A man from Mexico brought in by EMS following an MVC....
You are working one evening when EMS brings in a 30-something year old man with a history of Type 2 diabetes who was the driver in an MVC . He reportedly ran off the road and into a tree. He was found outside of the vehicle. He is intoxicated and complaining about his obvious facial trauma. As part of your initial trauma workup, you get the following chest X-ray:
You get more history. Apparently, the patient is an immigrant from Mexico. His only other past medical history is type 2 diabetes.
Interpret the Chest X-ray. What other history do you want to know? What is your differential diagnosis and subsequent diagnostic workup in this trauma patient?
Scroll down for the Case Conclusion
Final diagnosis: Chronic Coccidioidomycosis
Case Conclusion: A cavitary lesion is noted in the left upper lobe. Given his intoxication and mechanism of injury, the patient has a full trauma scan, which demonstrates bilateral nasal bone fractures, an isolated L1 transverse process fracture, and large cavitary lesions in the left upper lobe:
He is put on Tb precautions and admitted. Induced sputum x 3 is negative for AFB. He undergoes bronchoscopy and biopsy which demonstrates infection with Coccidioidomycosis.
Learning Points:
Although the primary intention of imaging in trauma patients is to identify injuries, unanticipated information is often discovered in the course of such testing. Indeed, ~ 30 % of trauma patients undergoing CT will have an incidental finding of some kind, although the clinical significance of these findings is often questionable [1]. Whether or not clinically significant, the emergency medical provider often needs to respond to these findings in some way. In most cases, this involves informing the patient and recommending follow-up. In this patient, the incidental finding of a large cavitary lesion requires a more active response.
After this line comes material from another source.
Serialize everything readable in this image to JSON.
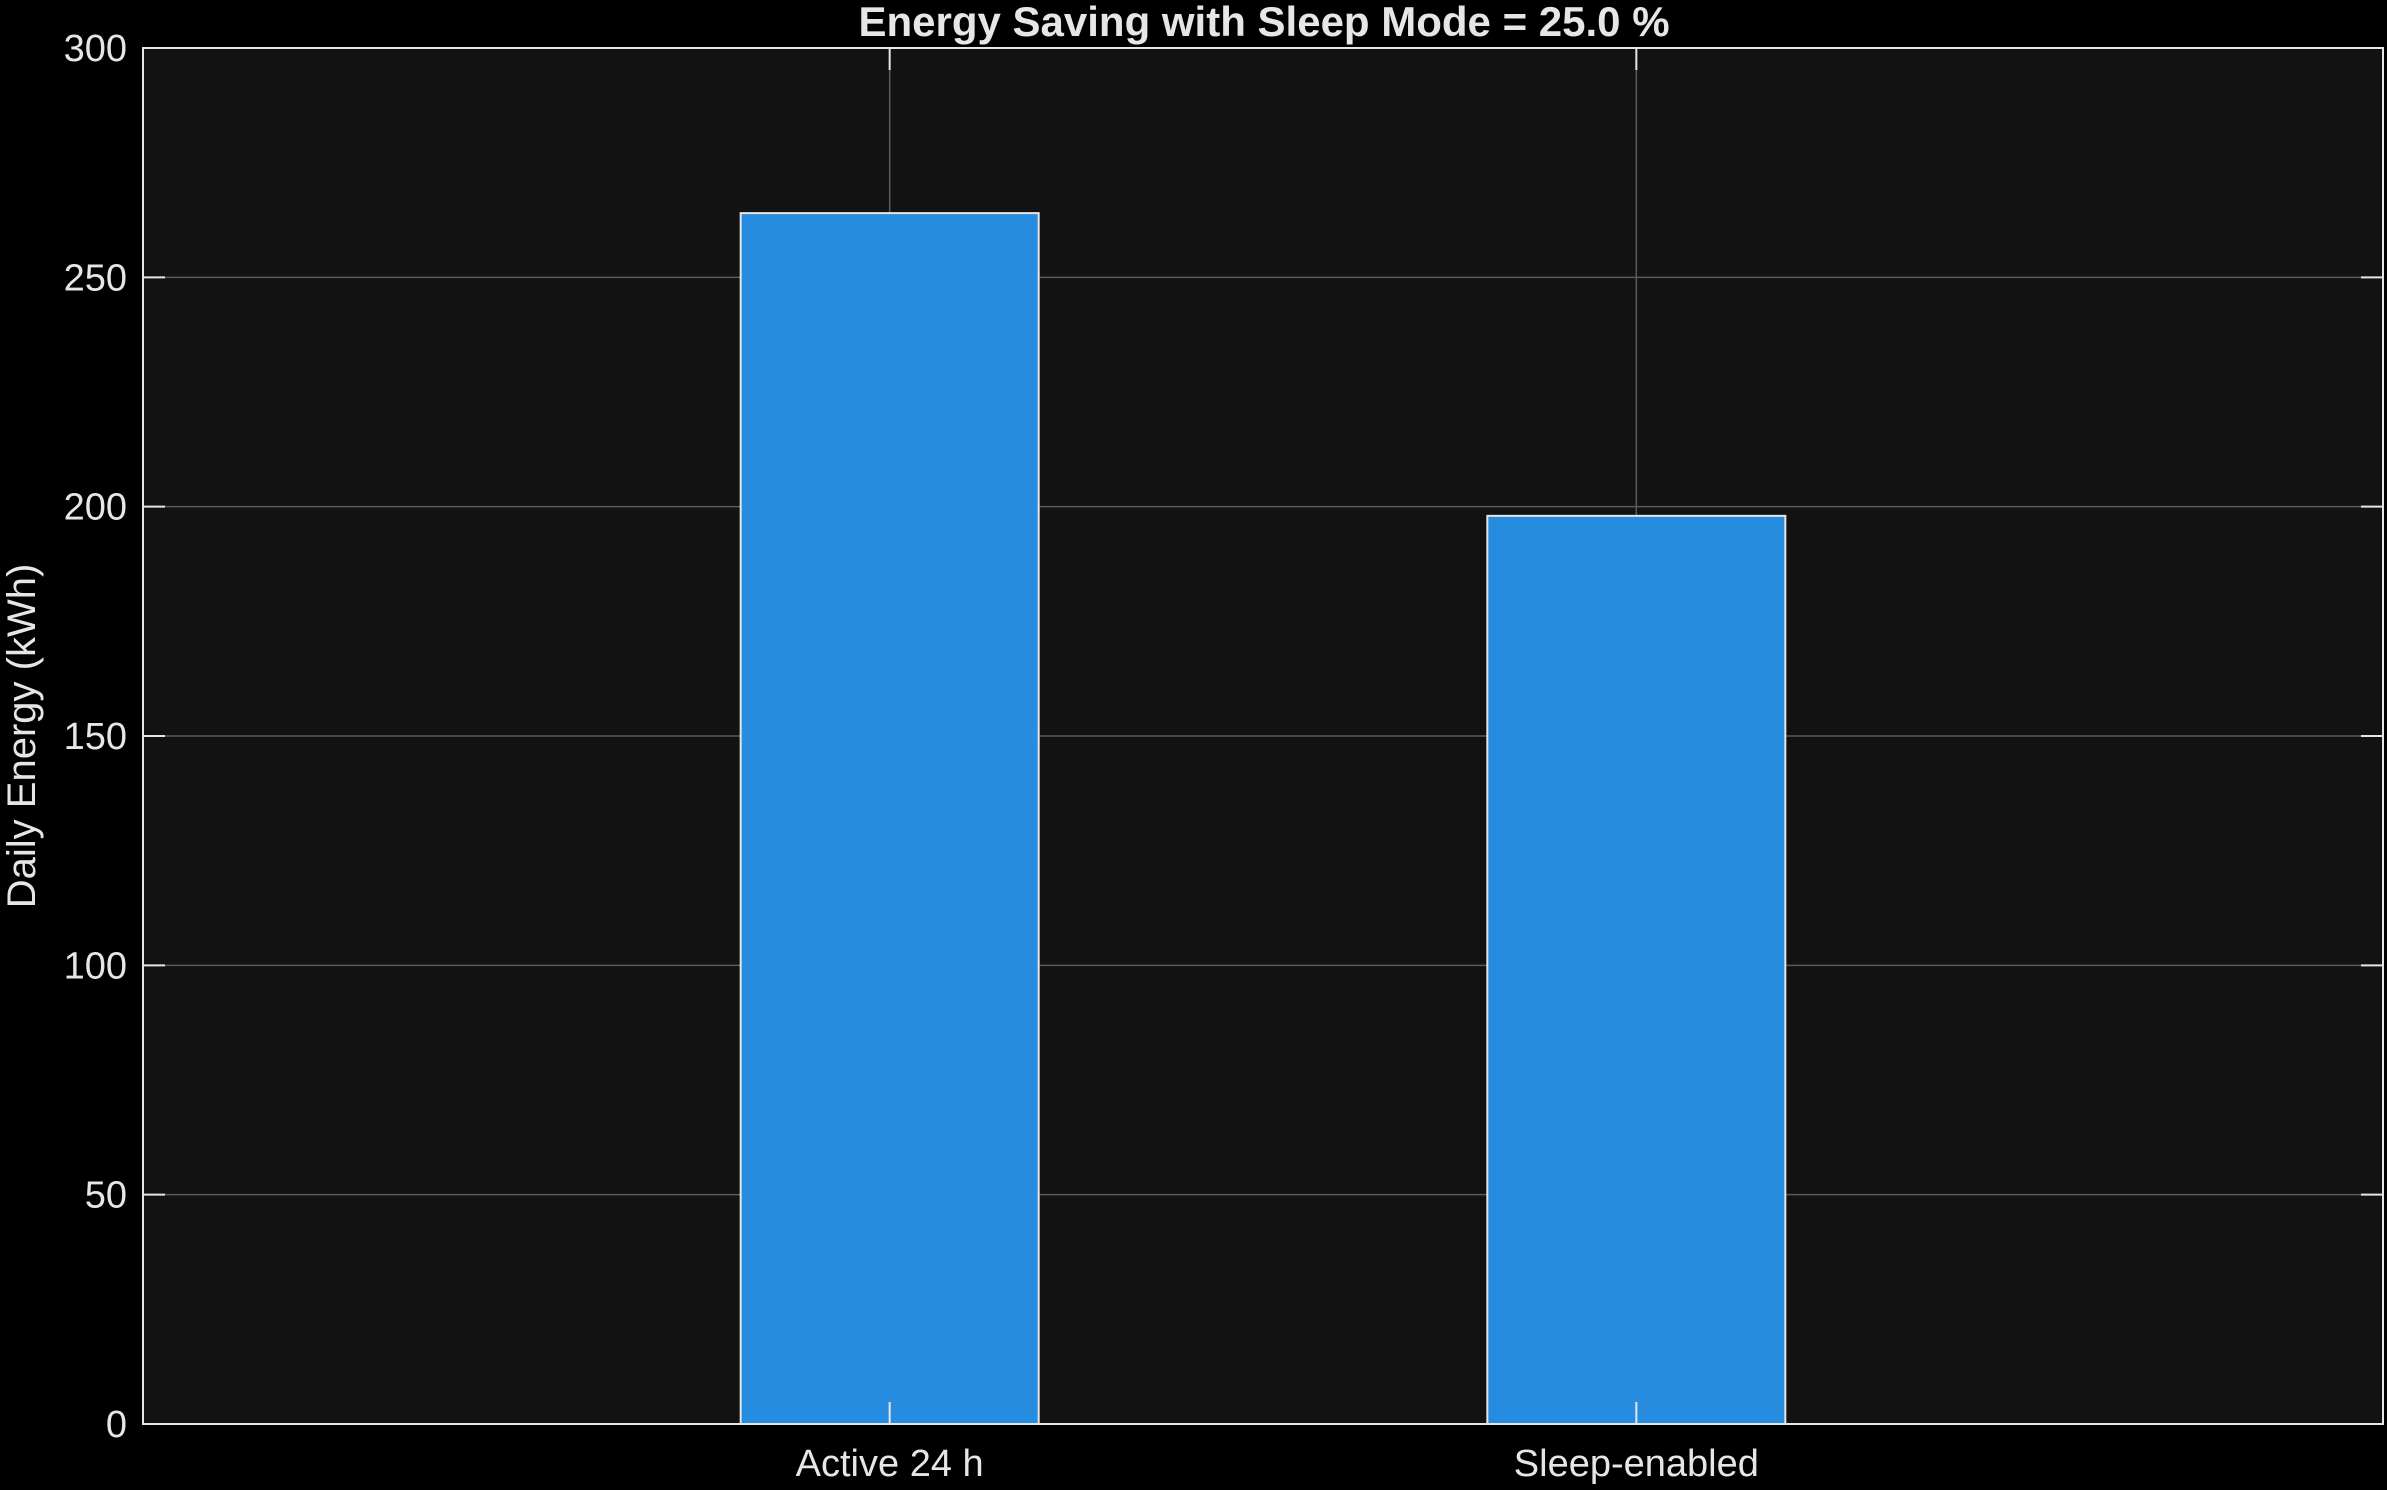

Cavities are a manifestation of a wide variety of processes affecting the lung [2]. This includes non-infectious (e.g. malignancy and Wegener’s Granulomatosis) and infectious etiologies. Many different types of infections can lead to cavitary lesions [see Table]. Patients who are chronically immunosuppressed or have pre-existing lung disease are at much higher risk of developing these infections. While most of these are not transmissible from person to person, with the important exception of Tuberculosis. In addition, it is not uncommon for some fungal infections (Aspergillosis, paracoccidiomycosis) to co-exist with Tuberculosis infection. Therefore, patients with new cavitary lesions on imaging should be placed on respiratory isolation pending evaluation for active Tb infection (as this patient was).
Coccidioidomycosis is one of the common endemic mycoses in North America. The endemic mycoses are an often overlooked cause of pulmonary disease. Acquired through environmental exposure, they have have different geographic distributions and extra pulmonary manifestations [3]:
Coccidioidomycosis is also known as valley fever and is the result of inhaling spores in endemic areas such as southern Arizona, central and southern California, southern New Mexico, west Texas and northern Mexico. Most (one half to two thirds) of infections are subclinical [4]. The most common clinical presentation is a self-limited acute or subacute community acquired pneumonia evident 1-3 weeks after initial infection. The minority of infections (5-10%) result in chronic infection or residual pulmonary sequelae, including the development of pulmonary nodules or cavitary lesions. Patients with diabetes (such as this case) are at high risk of developing pulmonary cavities. Disseminated disease is rare, but patients of African American or Filipino descent are at higher risk. However, 30-50% of patients who are chronically immunosuppressed, are at risk for disseminated and occasionally life-threatening disease.
Because most cases of coccidioidomycosis will resolve without anti fungal therapy (including up to 50% with cavitary lesions), decision to initiate anti-fungal therapy in the absence of progressive, disseminated infection is made on a case-by-case basis.
Sometimes even the most dramatic incidental findings are still incidental.
Case Conclusion by Maia Dorsett (@maiadorsett)
- Barrett, T. W., Schierling, M., Zhou, C., Colfax, J. D., Russ, S., Conatser, P., ... & Wrenn, K. (2009). Prevalence of incidental findings in trauma patients detected by computed tomography imaging. The American journal of emergency medicine, 27(4), 428-435.
- Gadkowski, L. B., & Stout, J. E. (2008). Cavitary pulmonary disease. Clinical microbiology reviews, 21(2), 305-333.
- Wheat, L. J. (2009). Approach to the diagnosis of the endemic mycoses. Clinics in chest medicine, 30(2), 379-389.
- Galgiani, J. N., Ampel, N. M., Blair, J. E., Catanzaro, A., Johnson, R. H., Stevens, D. A., & Williams, P. L. (2005). Coccidioidomycosis. Clinical Infectious Diseases, 41(9), 1217-1223.